Alors que la profondeur moyenne de l’océan Pacifique est de 4 km, elle atteint environ 11 km dans la fosse des Mariannes. La pression de l’eau au fond est de 1 100 atmosphères, soit plus de 1 100 fois la pression normale à la surface de l’eau. Le site est moins bien étudié que l’envers de la Lune et a été visité par moins d’humains que l’espace. Cependant, c’est précisément en raison de son inaccessibilité que la fosse des Mariannes est devenue un autre « défi » pour l’humanité. Quelle est sa profondeur ? Et la vie pourrait-elle exister à une telle profondeur ? Telles étaient les questions clés.

La course pour trouver le point le plus profond

Le Challenger II

La fosse des Mariannes a été découverte en 1875 par une expédition britannique. À l’époque, la corvette Challenger a utilisé un chalut en eau profonde pour trouver la profondeur de 8 367 mètres. L’échantillon de sol était composé de sable volcanique foncé et la température de l’eau ne dépassait pas 1 degré. Tous les instruments descendus dans les profondeurs avec le lot ont été récupérés brisés ou endommagés par l’énorme pression.
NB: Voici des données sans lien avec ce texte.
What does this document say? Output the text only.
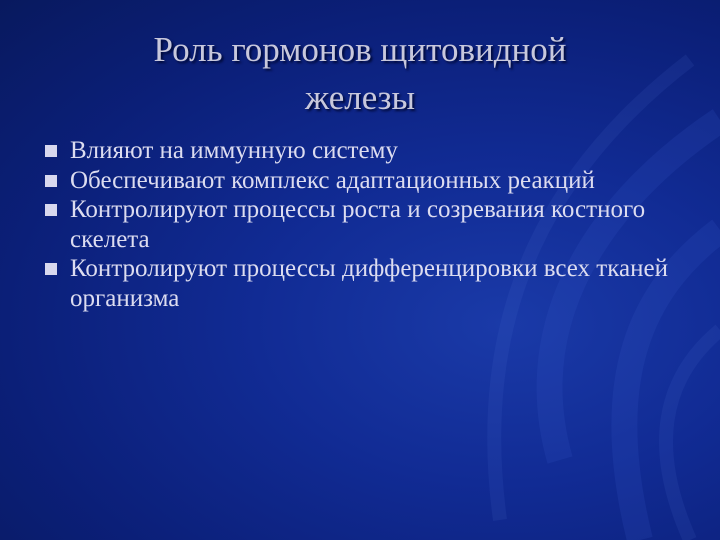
Роль гормонов щитовидной
железы
Влияют на иммунную систему
Обеспечивают комплекс адаптационных реакций
Контролируют процессы роста и созревания костного скелета
Контролируют процессы дифференцировки всех тканей организма
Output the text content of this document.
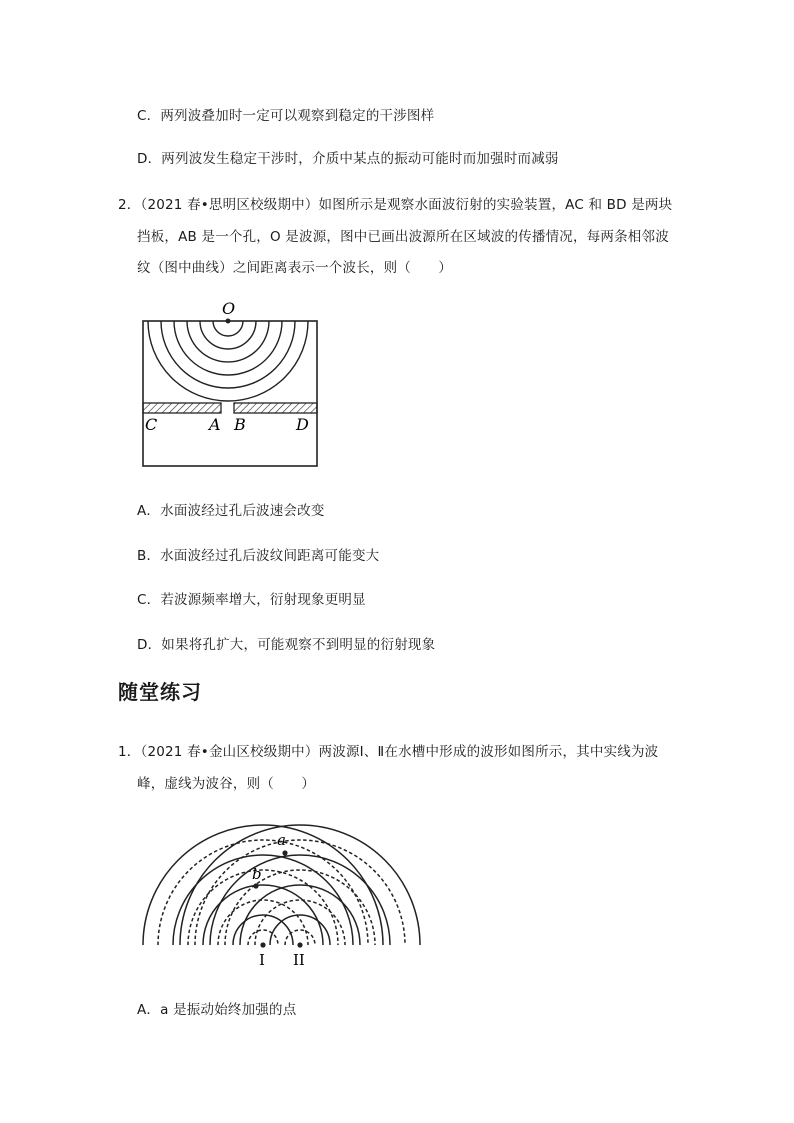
C．两列波叠加时一定可以观察到稳定的干涉图样
D．两列波发生稳定干涉时，介质中某点的振动可能时而加强时而减弱
2．（2021 春•思明区校级期中）如图所示是观察水面波衍射的实验装置，AC 和 BD 是两块
挡板，AB 是一个孔，O 是波源，图中已画出波源所在区域波的传播情况，每两条相邻波
纹（图中曲线）之间距离表示一个波长，则（　　）
O
C	A B	D
A．水面波经过孔后波速会改变
B．水面波经过孔后波纹间距离可能变大
C．若波源频率增大，衍射现象更明显
D．如果将孔扩大，可能观察不到明显的衍射现象
随堂练习
1．（2021 春•金山区校级期中）两波源Ⅰ、Ⅱ在水槽中形成的波形如图所示，其中实线为波
峰，虚线为波谷，则（　　）
a
b
I II
A．a 是振动始终加强的点
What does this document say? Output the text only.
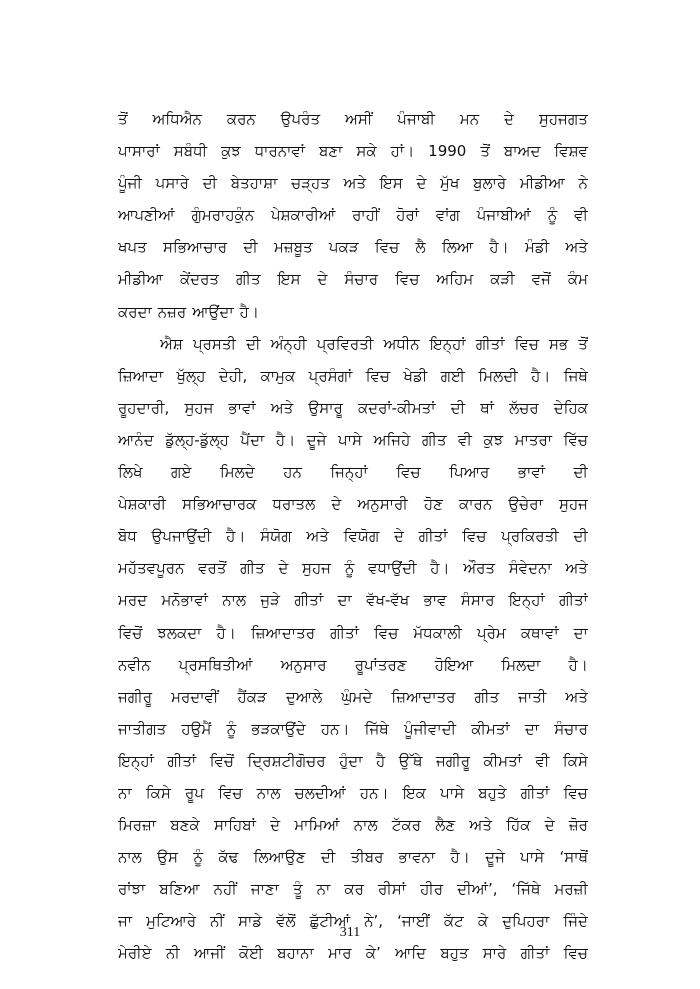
ਤੋਂ ਅਧਿਐਨ ਕਰਨ ਉਪਰੰਤ ਅਸੀਂ ਪੰਜਾਬੀ ਮਨ ਦੇ ਸੁਹਜਗਤ
ਪਾਸਾਰਾਂ ਸਬੰਧੀ ਕੁਝ ਧਾਰਨਾਵਾਂ ਬਣਾ ਸਕੇ ਹਾਂ। 1990 ਤੋਂ ਬਾਅਦ ਵਿਸ਼ਵ
ਪੂੰਜੀ ਪਸਾਰੇ ਦੀ ਬੇਤਹਾਸ਼ਾ ਚੜ੍ਹਤ ਅਤੇ ਇਸ ਦੇ ਮੁੱਖ ਬੁਲਾਰੇ ਮੀਡੀਆ ਨੇ
ਆਪਣੀਆਂ ਗੁੰਮਰਾਹਕੁੰਨ ਪੇਸ਼ਕਾਰੀਆਂ ਰਾਹੀਂ ਹੋਰਾਂ ਵਾਂਗ ਪੰਜਾਬੀਆਂ ਨੂੰ ਵੀ
ਖਪਤ ਸਭਿਆਚਾਰ ਦੀ ਮਜ਼ਬੂਤ ਪਕੜ ਵਿਚ ਲੈ ਲਿਆ ਹੈ। ਮੰਡੀ ਅਤੇ
ਮੀਡੀਆ ਕੇਂਦਰਤ ਗੀਤ ਇਸ ਦੇ ਸੰਚਾਰ ਵਿਚ ਅਹਿਮ ਕੜੀ ਵਜੋਂ ਕੰਮ
ਕਰਦਾ ਨਜ਼ਰ ਆਉਂਦਾ ਹੈ।
ਐਸ਼ ਪ੍ਰਸਤੀ ਦੀ ਅੰਨ੍ਹੀ ਪ੍ਰਵਿਰਤੀ ਅਧੀਨ ਇਨ੍ਹਾਂ ਗੀਤਾਂ ਵਿਚ ਸਭ ਤੋਂ
ਜ਼ਿਆਦਾ ਖੁੱਲ੍ਹ ਦੇਹੀ, ਕਾਮੁਕ ਪ੍ਰਸੰਗਾਂ ਵਿਚ ਖੇਡੀ ਗਈ ਮਿਲਦੀ ਹੈ। ਜਿਥੇ
ਰੂਹਦਾਰੀ, ਸੁਹਜ ਭਾਵਾਂ ਅਤੇ ਉਸਾਰੂ ਕਦਰਾਂ-ਕੀਮਤਾਂ ਦੀ ਥਾਂ ਲੱਚਰ ਦੇਹਿਕ
ਆਨੰਦ ਡੁੱਲ੍ਹ-ਡੁੱਲ੍ਹ ਪੈਂਦਾ ਹੈ। ਦੂਜੇ ਪਾਸੇ ਅਜਿਹੇ ਗੀਤ ਵੀ ਕੁਝ ਮਾਤਰਾ ਵਿੱਚ
ਲਿਖੇ ਗਏ ਮਿਲਦੇ ਹਨ ਜਿਨ੍ਹਾਂ ਵਿਚ ਪਿਆਰ ਭਾਵਾਂ ਦੀ
ਪੇਸ਼ਕਾਰੀ ਸਭਿਆਚਾਰਕ ਧਰਾਤਲ ਦੇ ਅਨੁਸਾਰੀ ਹੋਣ ਕਾਰਨ ਉਚੇਰਾ ਸੁਹਜ
ਬੋਧ ਉਪਜਾਉਂਦੀ ਹੈ। ਸੰਯੋਗ ਅਤੇ ਵਿਯੋਗ ਦੇ ਗੀਤਾਂ ਵਿਚ ਪ੍ਰਕਿਰਤੀ ਦੀ
ਮਹੱਤਵਪੂਰਨ ਵਰਤੋਂ ਗੀਤ ਦੇ ਸੁਹਜ ਨੂੰ ਵਧਾਉਂਦੀ ਹੈ। ਔਰਤ ਸੰਵੇਦਨਾ ਅਤੇ
ਮਰਦ ਮਨੋਭਾਵਾਂ ਨਾਲ ਜੁੜੇ ਗੀਤਾਂ ਦਾ ਵੱਖ-ਵੱਖ ਭਾਵ ਸੰਸਾਰ ਇਨ੍ਹਾਂ ਗੀਤਾਂ
ਵਿਚੋਂ ਝਲਕਦਾ ਹੈ। ਜ਼ਿਆਦਾਤਰ ਗੀਤਾਂ ਵਿਚ ਮੱਧਕਾਲੀ ਪ੍ਰੇਮ ਕਥਾਵਾਂ ਦਾ
ਨਵੀਨ ਪ੍ਰਸਥਿਤੀਆਂ ਅਨੁਸਾਰ ਰੂਪਾਂਤਰਣ ਹੋਇਆ ਮਿਲਦਾ ਹੈ।
ਜਗੀਰੂ ਮਰਦਾਵੀਂ ਹੈਂਕੜ ਦੁਆਲੇ ਘੁੰਮਦੇ ਜ਼ਿਆਦਾਤਰ ਗੀਤ ਜਾਤੀ ਅਤੇ
ਜਾਤੀਗਤ ਹਉਮੈਂ ਨੂੰ ਭੜਕਾਉਂਦੇ ਹਨ। ਜਿੱਥੇ ਪੂੰਜੀਵਾਦੀ ਕੀਮਤਾਂ ਦਾ ਸੰਚਾਰ
ਇਨ੍ਹਾਂ ਗੀਤਾਂ ਵਿਚੋਂ ਦ੍ਰਿਸ਼ਟੀਗੋਚਰ ਹੁੰਦਾ ਹੈ ਉੱਥੇ ਜਗੀਰੂ ਕੀਮਤਾਂ ਵੀ ਕਿਸੇ
ਨਾ ਕਿਸੇ ਰੂਪ ਵਿਚ ਨਾਲ ਚਲਦੀਆਂ ਹਨ। ਇਕ ਪਾਸੇ ਬਹੁਤੇ ਗੀਤਾਂ ਵਿਚ
ਮਿਰਜ਼ਾ ਬਣਕੇ ਸਾਹਿਬਾਂ ਦੇ ਮਾਮਿਆਂ ਨਾਲ ਟੱਕਰ ਲੈਣ ਅਤੇ ਹਿੱਕ ਦੇ ਜ਼ੋਰ
ਨਾਲ ਉਸ ਨੂੰ ਕੱਢ ਲਿਆਉਣ ਦੀ ਤੀਬਰ ਭਾਵਨਾ ਹੈ। ਦੂਜੇ ਪਾਸੇ ‘ਸਾਥੋਂ
ਰਾਂਝਾ ਬਣਿਆ ਨਹੀਂ ਜਾਣਾ ਤੂੰ ਨਾ ਕਰ ਰੀਸਾਂ ਹੀਰ ਦੀਆਂ’, ‘ਜਿੱਥੇ ਮਰਜ਼ੀ
ਜਾ ਮੁਟਿਆਰੇ ਨੀਂ ਸਾਡੇ ਵੱਲੋਂ ਛੁੱਟੀਆਂ ਨੇ’, ‘ਜਾਈਂ ਕੱਟ ਕੇ ਦੁਪਿਹਰਾ ਜਿੰਦੇ
ਮੇਰੀਏ ਨੀ ਆਜੀਂ ਕੋਈ ਬਹਾਨਾ ਮਾਰ ਕੇ’ ਆਦਿ ਬਹੁਤ ਸਾਰੇ ਗੀਤਾਂ ਵਿਚ
311
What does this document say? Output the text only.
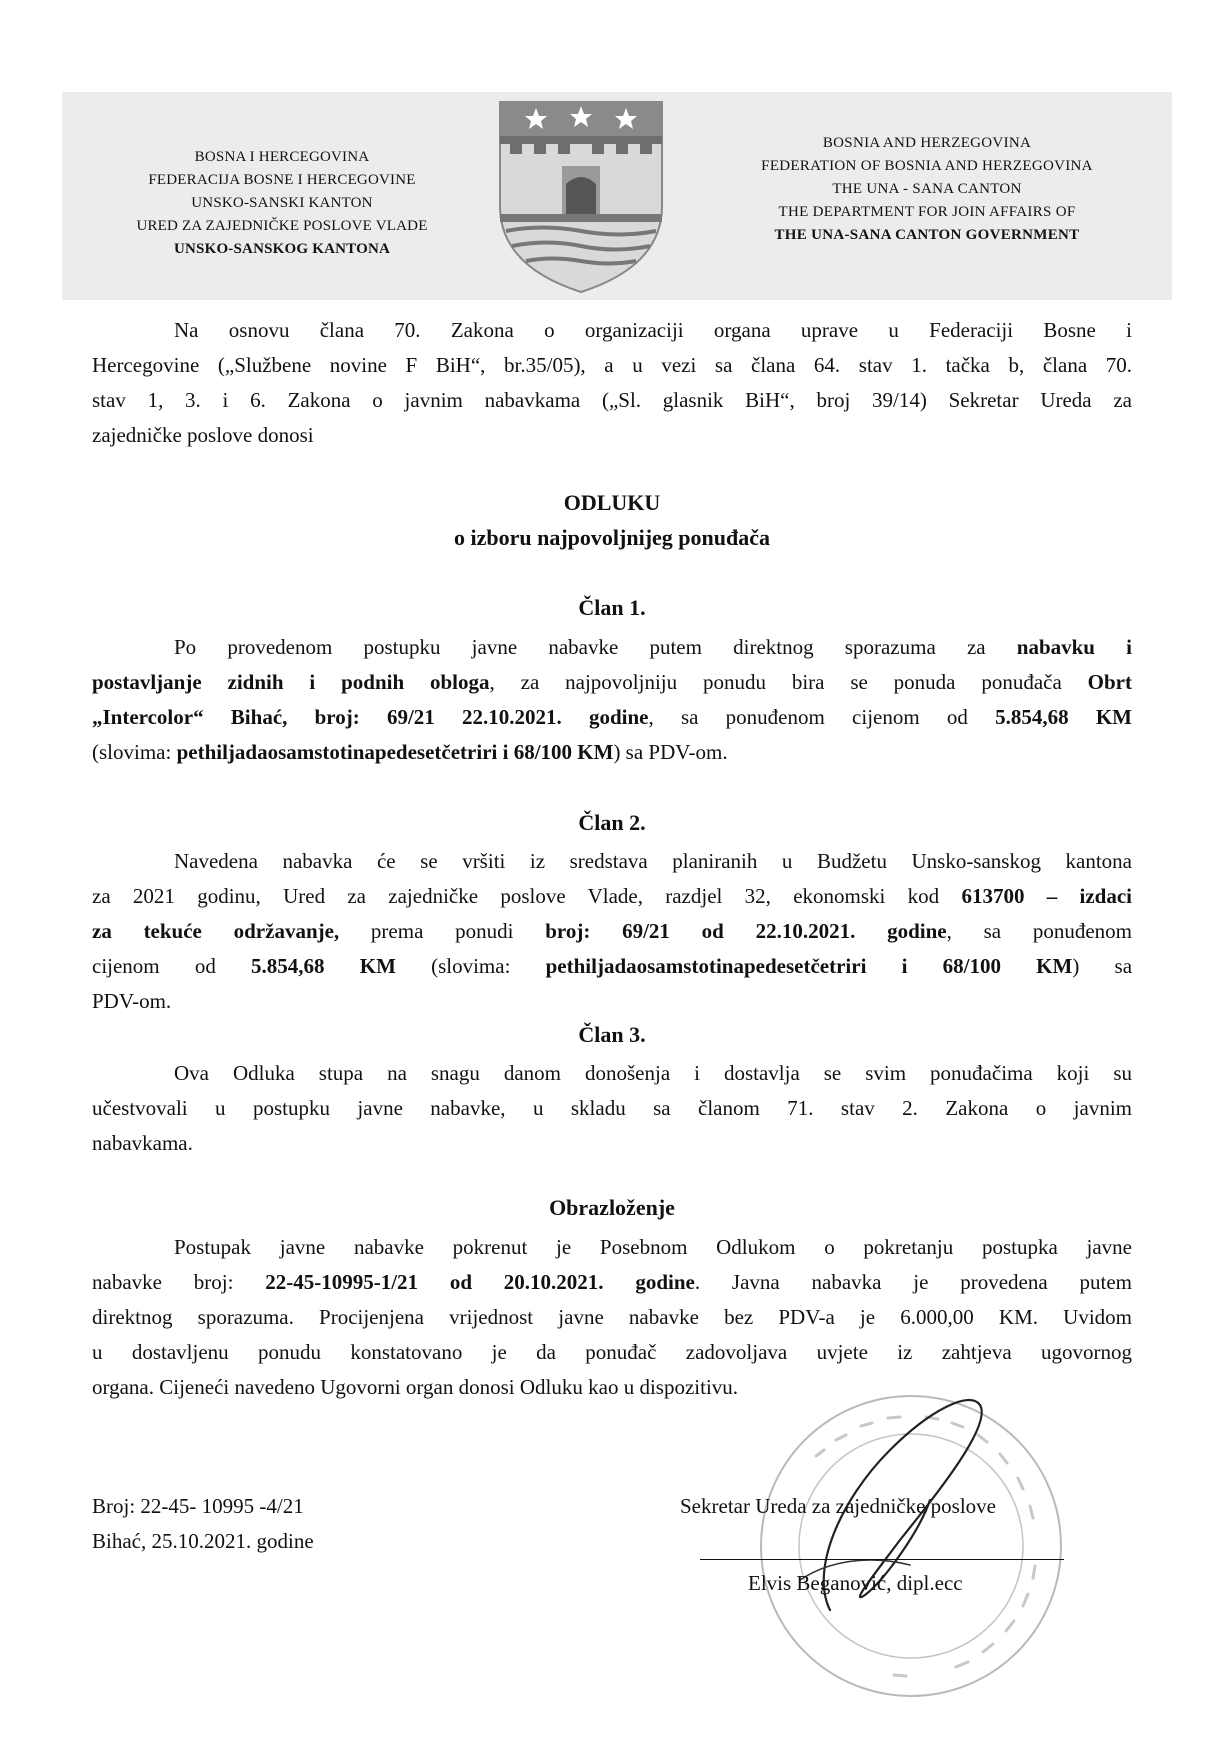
BOSNA I HERCEGOVINA
FEDERACIJA BOSNE I HERCEGOVINE
UNSKO-SANSKI KANTON
URED ZA ZAJEDNIČKE POSLOVE VLADE
UNSKO-SANSKOG KANTONA
BOSNIA AND HERZEGOVINA
FEDERATION OF BOSNIA AND HERZEGOVINA
THE UNA - SANA CANTON
THE DEPARTMENT FOR JOIN AFFAIRS OF
THE UNA-SANA CANTON GOVERNMENT

Na osnovu člana 70. Zakona o organizaciji organa uprave u Federaciji Bosne i

Hercegovine („Službene novine F BiH“, br.35/05), a u vezi sa člana 64. stav 1. tačka b, člana 70.

stav 1, 3. i 6. Zakona o javnim nabavkama („Sl. glasnik BiH“, broj 39/14) Sekretar Ureda za

zajedničke poslove donosi

ODLUKU
o izboru najpovoljnijeg ponuđača
Član 1.

Po provedenom postupku javne nabavke putem direktnog sporazuma za nabavku i

postavljanje zidnih i podnih obloga, za najpovoljniju ponudu bira se ponuda ponuđača Obrt

„Intercolor“ Bihać, broj: 69/21 22.10.2021. godine, sa ponuđenom cijenom od 5.854,68 KM

(slovima: pethiljadaosamstotinapedesetčetriri i 68/100 KM) sa PDV-om.

Član 2.

Navedena nabavka će se vršiti iz sredstava planiranih u Budžetu Unsko-sanskog kantona

za 2021 godinu, Ured za zajedničke poslove Vlade, razdjel 32, ekonomski kod 613700 – izdaci

za tekuće održavanje, prema ponudi broj: 69/21 od 22.10.2021. godine, sa ponuđenom

cijenom od 5.854,68 KM (slovima: pethiljadaosamstotinapedesetčetriri i 68/100 KM) sa

PDV-om.

Član 3.

Ova Odluka stupa na snagu danom donošenja i dostavlja se svim ponuđačima koji su

učestvovali u postupku javne nabavke, u skladu sa članom 71. stav 2. Zakona o javnim

nabavkama.

Obrazloženje

Postupak javne nabavke pokrenut je Posebnom Odlukom o pokretanju postupka javne

nabavke broj: 22-45-10995-1/21 od 20.10.2021. godine. Javna nabavka je provedena putem

direktnog sporazuma. Procijenjena vrijednost javne nabavke bez PDV-a je 6.000,00 KM. Uvidom

u dostavljenu ponudu konstatovano je da ponuđač zadovoljava uvjete iz zahtjeva ugovornog

organa. Cijeneći navedeno Ugovorni organ donosi Odluku kao u dispozitivu.

Broj: 22-45- 10995 -4/21
Bihać, 25.10.2021. godine
Sekretar Ureda za zajedničke poslove
Elvis Beganović, dipl.ecc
Cette profondeur n’était néanmoins pas la plus grande enregistrée à l’époque. D’une manière générale, le monde entier était alors à la recherche de ce « dernier fond » de la planète, en parcourant les fosses connues, et l’année précédente, le navire américain Tuscarora avait en effet déjà trouvé un point au nord-est de Tokyo à une profondeur de 8 513 mètres.

Le prochain à tenter de trouver ce point dans la fosse des Mariannes a été l’USS Nero américain en 1899, un câblier qui a mesuré 9 636 mètres dans une fosse près de Guam, la plus grande des îles Mariannes. Toutefois, les mesures du lot ont été entachées de nombreuses erreurs comme les corrections pour l’inclinaison, la flexion, l’étirement du câble, etc.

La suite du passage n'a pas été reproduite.